# Dovetail routing



## R-Man (May 28, 2006)

I am fairly new to routing and have a lots of questions. When using a dovetail jig, I seem to burn up bits fairly quick. But due to reading the forum religiously I realize that I should make small multible passes before I make the final cut with the dove tail bit and to also use a better bit other than the "elcheapo." My question is what type of bit should I use to make the initial passes? I would think a straight bit or something similar.


----------



## kp91 (Sep 10, 2004)

If you are having a hard time cutting dovetails into hardwood using just your dovetail bit, using a straight bit first is the way to go. A 1/4 inch bit should work. As far as bits go, any decent carbide trick should work well. (high speed steel bits aren't worth buying anymore...)

If you're trying to feed the bit too fast, that can cause problems as well. If you are having to force the router into the wood, than maybe you're overworking the bit.
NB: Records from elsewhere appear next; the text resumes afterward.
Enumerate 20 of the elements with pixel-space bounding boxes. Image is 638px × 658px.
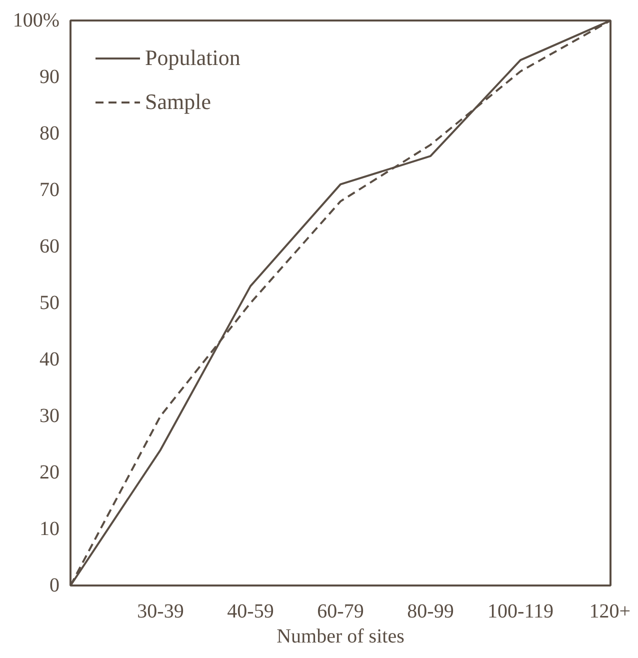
y-tick-label: 0	[50, 574, 60, 596]
legend-label: Sample	[145, 89, 211, 115]
y-tick-label: 20	[40, 462, 60, 484]
legend-label: Population	[145, 45, 240, 71]
y-tick-label: 50	[40, 292, 60, 314]
y-tick-label: 90	[40, 66, 60, 88]
x-axis-title: Number of sites	[276, 626, 405, 648]
y-tick-label: 30	[40, 405, 60, 427]
x-tick-label: 120+	[589, 600, 630, 622]
y-tick-label: 100%	[12, 10, 60, 32]
y-tick-label: 70	[40, 179, 60, 201]
y-tick-label: 10	[40, 518, 60, 540]
x-tick-label: 80-99	[407, 600, 454, 622]
x-tick-label: 60-79	[317, 600, 364, 622]
x-tick-label: 40-59	[227, 600, 274, 622]
x-tick-label: 100-119	[488, 600, 554, 622]
x-tick-label: 30-39	[137, 600, 184, 622]
y-tick-label: 80	[40, 122, 60, 144]
y-tick-label: 60	[40, 236, 60, 258]
y-tick-label: 40	[40, 348, 60, 370]
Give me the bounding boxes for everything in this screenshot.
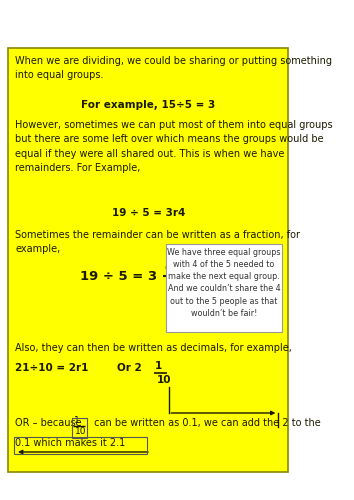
- Text: 1: 1: [74, 416, 80, 425]
- Text: 4: 4: [165, 259, 176, 274]
- Text: Sometimes the remainder can be written as a fraction, for: Sometimes the remainder can be written a…: [15, 230, 300, 240]
- Bar: [8, 48, 289, 472]
- Text: Or 2: Or 2: [118, 363, 142, 373]
- Text: 19 ÷ 5 = 3r4: 19 ÷ 5 = 3r4: [112, 208, 185, 218]
- Text: 10: 10: [75, 427, 86, 436]
- Text: 21÷10 = 2r1: 21÷10 = 2r1: [15, 363, 88, 373]
- Text: example,: example,: [15, 244, 60, 254]
- Text: For example, 15÷5 = 3: For example, 15÷5 = 3: [81, 100, 216, 110]
- Text: When we are dividing, we could be sharing or putting something
into equal groups: When we are dividing, we could be sharin…: [15, 56, 332, 80]
- Bar: [166, 244, 282, 332]
- Text: OR – because: OR – because: [15, 418, 85, 428]
- Text: We have three equal groups
with 4 of the 5 needed to
make the next equal group.
: We have three equal groups with 4 of the…: [167, 248, 281, 318]
- Text: However, sometimes we can put most of them into equal groups
but there are some : However, sometimes we can put most of th…: [15, 120, 333, 173]
- Text: 1: 1: [155, 361, 162, 371]
- Text: 19 ÷ 5 = 3: 19 ÷ 5 = 3: [80, 270, 157, 282]
- Text: 0.1 which makes it 2.1: 0.1 which makes it 2.1: [15, 438, 125, 448]
- Text: Also, they can then be written as decimals, for example,: Also, they can then be written as decima…: [15, 343, 292, 353]
- Text: 5: 5: [165, 278, 176, 293]
- Bar: [14, 437, 147, 454]
- Text: 10: 10: [157, 375, 171, 385]
- Bar: [72, 418, 87, 438]
- Text: can be written as 0.1, we can add the 2 to the: can be written as 0.1, we can add the 2 …: [91, 418, 320, 428]
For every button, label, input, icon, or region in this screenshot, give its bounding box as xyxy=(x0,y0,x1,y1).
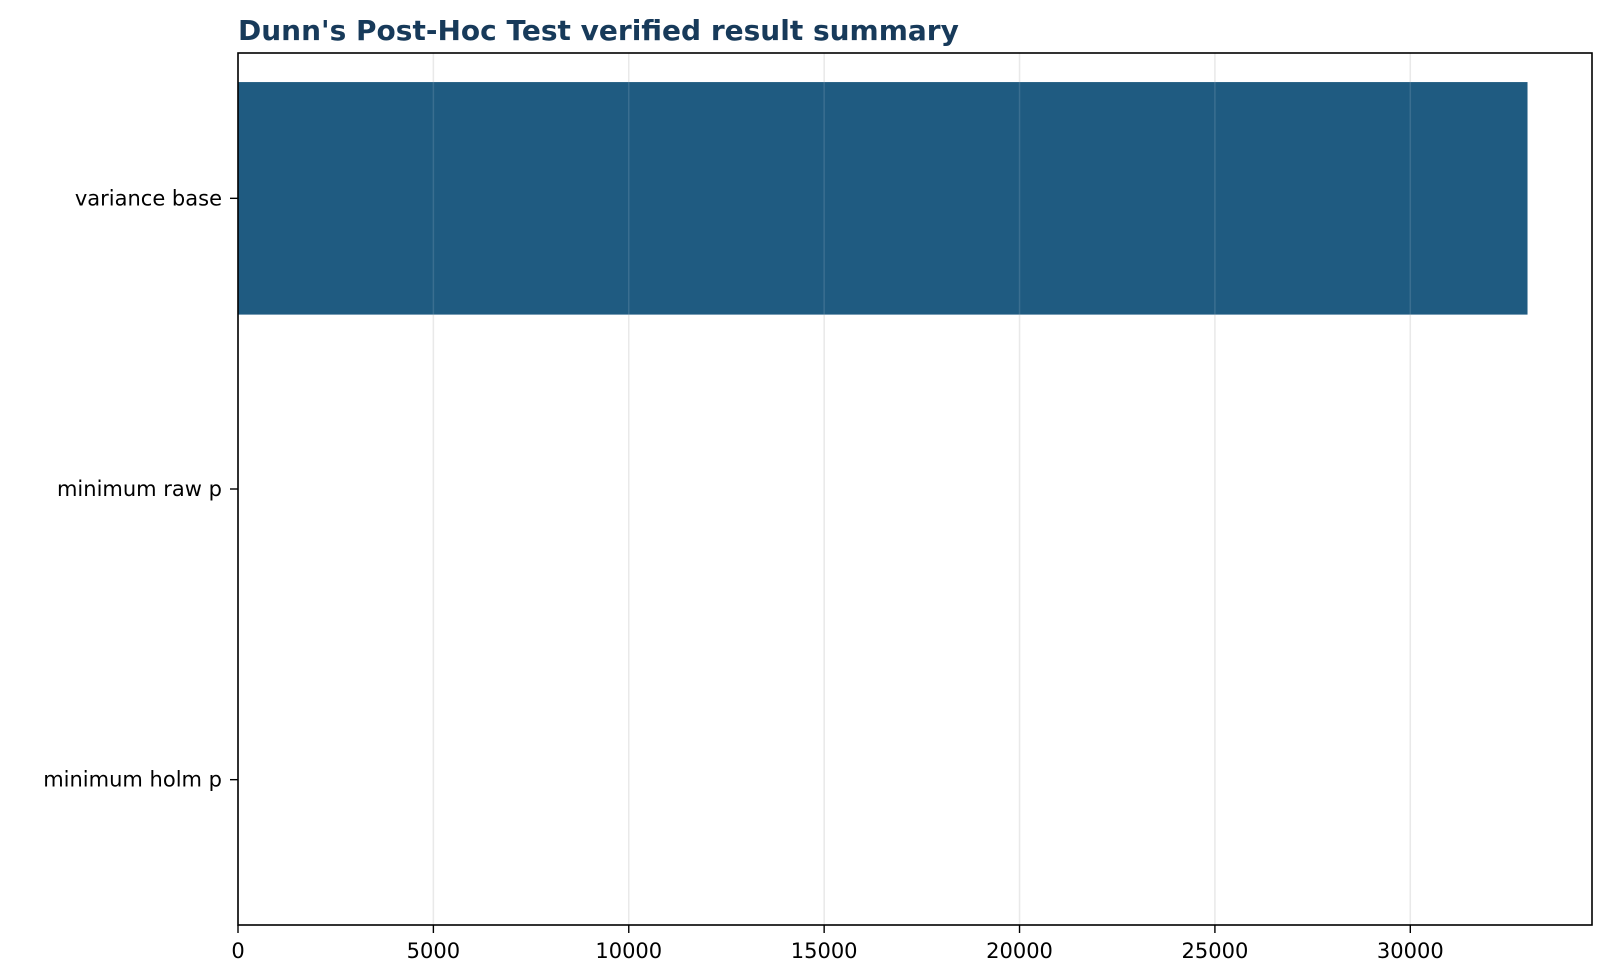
x-tick-label: 25000 xyxy=(1182,939,1249,963)
y-tick-label: variance base xyxy=(75,186,222,210)
x-tick-label: 10000 xyxy=(595,939,662,963)
y-tick-label: minimum raw p xyxy=(57,477,222,501)
x-tick-label: 15000 xyxy=(791,939,858,963)
x-tick-label: 20000 xyxy=(986,939,1053,963)
x-tick-label: 30000 xyxy=(1377,939,1444,963)
bars xyxy=(238,53,1528,925)
x-tick-label: 0 xyxy=(231,939,244,963)
axes: 0 5000 10000 15000 20000 25000 30000 variance b… xyxy=(43,52,1593,963)
y-tick-label: minimum holm p xyxy=(43,768,222,792)
bar xyxy=(238,82,1528,315)
chart-title: Dunn's Post-Hoc Test verified result sum… xyxy=(238,14,959,47)
x-tick-label: 5000 xyxy=(407,939,460,963)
If your router is variable speed, go ahead and crank it up a little faster.


----------



## bobj3 (Jan 17, 2006)

Hi R-Man

Here's a little trick I use on hardwood when I can get by with it,,

I run it over one of the dado saw blades on the table saw, this will remove part of the stock and let the dovetail work a bit easyer,, you can use the standard 1/4" router bit but it's hard on that little bit and the table saw is just idle so to say and you don't need to switch bits on the router table BUT the dovetail bit should be used in one pass that's to say you should not move the bit up or down ...once you have it set..

BUT one more note ,when using a standard 1/2" 14 dge. dovetail bit you don't want to go more the 3/8" deep it can be less like 1/4" deep and it work just as well and it's easyer to get the job done..your asking the little bit to do alot work... it's always best to go into the dovetail slot and then with care backout of the dovetail slot this will give you a nice clean cut...and remove the fuzz in hardwood cuts...

Always buy the best bit you can find for dovetail work no other bit works ask hard as they do.. 

Think of it like when you cut a 45 deg. on your table saw, your saw must work harder to get he job done...compound cut in away..


=======


----------



## challagan (Feb 7, 2006)

Good info guys! Thanks.

Corey


----------



## R-Man (May 28, 2006)

Thanks guys
R-Man


----------